The endeavor began in 2012 when Zhu developed elastic conductors made from carbon nanotubes. The technique he used was fairly simple: silver nanowires are placed on a silicon plate, and then a liquid polymer is poured over them and heated, converting it from a liquid to an elastic solid. The entire form is peeled off the silicon, now with the nanowires inside of it. That's the technology Zhu uses in this new sensor, which can be stretched 150 percent or more of its original length without losing functionality.

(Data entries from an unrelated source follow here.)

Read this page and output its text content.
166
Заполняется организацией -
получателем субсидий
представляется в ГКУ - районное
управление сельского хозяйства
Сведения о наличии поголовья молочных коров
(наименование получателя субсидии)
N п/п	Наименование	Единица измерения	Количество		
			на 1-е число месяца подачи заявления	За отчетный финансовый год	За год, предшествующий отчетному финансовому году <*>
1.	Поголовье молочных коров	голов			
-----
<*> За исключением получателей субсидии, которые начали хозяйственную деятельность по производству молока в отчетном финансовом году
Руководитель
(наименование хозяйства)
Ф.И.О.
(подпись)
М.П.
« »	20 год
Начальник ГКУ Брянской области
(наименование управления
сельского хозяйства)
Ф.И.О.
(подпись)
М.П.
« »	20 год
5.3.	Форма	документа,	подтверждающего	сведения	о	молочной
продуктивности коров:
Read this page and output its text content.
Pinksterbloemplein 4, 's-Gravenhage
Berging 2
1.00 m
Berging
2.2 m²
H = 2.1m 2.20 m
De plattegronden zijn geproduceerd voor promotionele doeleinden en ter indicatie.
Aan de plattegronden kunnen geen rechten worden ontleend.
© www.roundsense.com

The sensor can stretch to 150 percent or more than its original length

In essence, it's a sensor that can store and monitor electric charges, or capacitance, in a super thin and stretchy form. An insulating material placed between two nanowire conductors gives the sensor capacitive abilities, and it can also measure capacitive differences caused by pushing, pulling, or touching the conductors. Capacitive sensors are already used in many devices including smart utensils and styluses, but they do not have much flexibility as they are just one part of a rigid, structured gadget. By stripping away the external device, Zhu is trying to bring flexibility back to these sensors, much like recently developed ultra-thin electronic tattoos, and open up a range of new uses for them.

Zhu and his researchers have already tested the sensors by putting them on thumbs to control robotic devices, and on knees to monitor running, walking, and jumping. There's still some time before they could be embedded into things like clothing or even skin, but that is the ultimate goal, and it's coming quickly.